Because you are at the beginning of your kubernetes journey I would go with separate clusters for each stage you have (or at least separate dev and prod). You can very easily take your cluster down (I did it several times with resource starvation). Also not setting correctly those network policies you might find that services from different stages/namespaces (like test and sandbox) communicate with each other. Or pipelines that should deploy dev to change something in other namespace.
Why risk production being affected by dev work?
Even if you don't have to upgrade the control plane yourself, aks still has its versions and flags and it is better to test them before moving to production on a separate cluster.
So my initial decision would be to set some hard boundaries: different clusters. Later once you get more knowledge with aks and kubernetes you can review your decision.
As you said that communication is need among the applications I suggest you go with one cluster. Application isolation can be achieved by Deploying each application in a separate namespace. You can collect metrics at namespace level and can set resources quota at namespace level. That way you can take action at application level
A single cluster (with namespaces and RBAC) is easier to setup and manage. A single k8s cluster does support high load.

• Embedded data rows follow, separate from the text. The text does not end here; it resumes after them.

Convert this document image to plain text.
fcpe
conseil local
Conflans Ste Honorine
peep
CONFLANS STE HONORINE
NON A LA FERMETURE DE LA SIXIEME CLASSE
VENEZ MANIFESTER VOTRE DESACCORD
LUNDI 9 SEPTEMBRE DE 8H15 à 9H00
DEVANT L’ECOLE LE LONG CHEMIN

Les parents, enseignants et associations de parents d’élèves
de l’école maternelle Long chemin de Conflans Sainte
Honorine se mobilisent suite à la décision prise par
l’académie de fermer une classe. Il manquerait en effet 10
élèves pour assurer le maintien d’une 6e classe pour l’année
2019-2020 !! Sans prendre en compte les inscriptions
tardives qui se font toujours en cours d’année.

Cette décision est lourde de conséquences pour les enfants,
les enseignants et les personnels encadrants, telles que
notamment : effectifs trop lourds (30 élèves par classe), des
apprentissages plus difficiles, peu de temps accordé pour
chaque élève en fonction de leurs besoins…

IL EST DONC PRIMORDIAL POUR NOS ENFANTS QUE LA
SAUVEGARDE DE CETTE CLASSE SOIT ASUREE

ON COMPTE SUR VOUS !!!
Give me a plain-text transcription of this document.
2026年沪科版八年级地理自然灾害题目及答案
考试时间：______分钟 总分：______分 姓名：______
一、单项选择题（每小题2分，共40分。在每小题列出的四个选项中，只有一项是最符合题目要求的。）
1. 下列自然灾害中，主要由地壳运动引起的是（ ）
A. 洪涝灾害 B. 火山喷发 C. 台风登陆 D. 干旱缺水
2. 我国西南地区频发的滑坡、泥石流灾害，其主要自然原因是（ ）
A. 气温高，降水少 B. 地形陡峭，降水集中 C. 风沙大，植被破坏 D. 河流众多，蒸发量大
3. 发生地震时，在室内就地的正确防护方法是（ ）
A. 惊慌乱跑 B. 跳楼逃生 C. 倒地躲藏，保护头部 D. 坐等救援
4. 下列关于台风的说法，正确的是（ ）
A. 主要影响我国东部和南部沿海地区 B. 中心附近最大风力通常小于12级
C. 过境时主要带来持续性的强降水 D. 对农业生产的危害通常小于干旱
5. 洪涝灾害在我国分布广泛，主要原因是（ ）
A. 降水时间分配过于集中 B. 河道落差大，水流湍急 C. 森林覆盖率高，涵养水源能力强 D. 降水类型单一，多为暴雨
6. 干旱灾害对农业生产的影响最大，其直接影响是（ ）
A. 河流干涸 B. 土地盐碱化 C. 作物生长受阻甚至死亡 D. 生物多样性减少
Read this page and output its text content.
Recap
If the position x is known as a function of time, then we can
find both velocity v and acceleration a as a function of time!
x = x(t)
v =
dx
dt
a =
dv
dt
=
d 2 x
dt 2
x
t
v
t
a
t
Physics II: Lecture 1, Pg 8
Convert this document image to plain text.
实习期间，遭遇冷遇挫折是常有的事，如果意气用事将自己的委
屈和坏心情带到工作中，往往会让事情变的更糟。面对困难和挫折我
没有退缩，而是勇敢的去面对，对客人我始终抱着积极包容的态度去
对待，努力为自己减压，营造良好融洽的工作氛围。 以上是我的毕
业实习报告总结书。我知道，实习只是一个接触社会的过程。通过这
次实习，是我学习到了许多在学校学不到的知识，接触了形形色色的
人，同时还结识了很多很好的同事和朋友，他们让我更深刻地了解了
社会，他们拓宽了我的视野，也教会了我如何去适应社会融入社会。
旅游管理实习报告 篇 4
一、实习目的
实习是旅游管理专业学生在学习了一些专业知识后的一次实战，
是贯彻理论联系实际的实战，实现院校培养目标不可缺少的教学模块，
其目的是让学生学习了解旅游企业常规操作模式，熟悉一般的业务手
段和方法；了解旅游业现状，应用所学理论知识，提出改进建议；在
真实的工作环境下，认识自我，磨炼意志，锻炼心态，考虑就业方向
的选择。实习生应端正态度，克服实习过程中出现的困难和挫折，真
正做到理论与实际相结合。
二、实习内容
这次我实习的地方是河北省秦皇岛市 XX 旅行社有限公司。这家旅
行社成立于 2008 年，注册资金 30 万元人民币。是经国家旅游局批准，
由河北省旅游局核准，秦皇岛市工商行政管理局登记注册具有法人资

If you really want multiple clusters, you could try istio multi-cluster (istio service mesh for multiple cluster) too.
Depends... Be aware AKS still doesn't support multiple node pools (On the short-term roadmap), so you'll need to run those workloads in single pool VM type. Also when thinking about multiple clusters, think about multi-tenancy requirements and the blast radius of a single cluster. I typically see users deploying multiple clusters even though there is some management overhead, but good SCM and configuration management practices can help with this overhead.

How to deploy multi - tier application with Kubernetes

If I have a multi - tier application (say web / logic / database), where each tier having it's own container, and I need to deploy all of these en - bloc, do they all have to go into the same pod?
And if they are in the same pod, does this have any implications in terms of the maximum size of application that can be run?
Or is there some higher level abstraction that I can use to start all three layers, but have them running on different minions?
Why do you need to deploy all of the components together? In a micro services architecture, you would want to reduce the dependencies between each layer to a clean interface and then allow each layer to be deployed and scaled separately from the others.
If you need to deploy them together (e.g. they share local disk or localhost networking) then you need to deploy them as a single pod. A single pod is an atomic scheduling unit, so it will be deployed onto a single host machine. Since it lands on a single host, this limits the scalability of your application to the size of a single host (not allowing you to scale out as your traffic increases).
If your three layers are not tightly coupled, then you can run them in different pods, which allows them to be scheduled across multiple hosts (or on the same host if, for example, you are doing local development). To connect the pods together, you can define services.
You should take a look at the guestbook example which illustrates how to define pods and services for a simple multi-tier web application running on Kubernetes.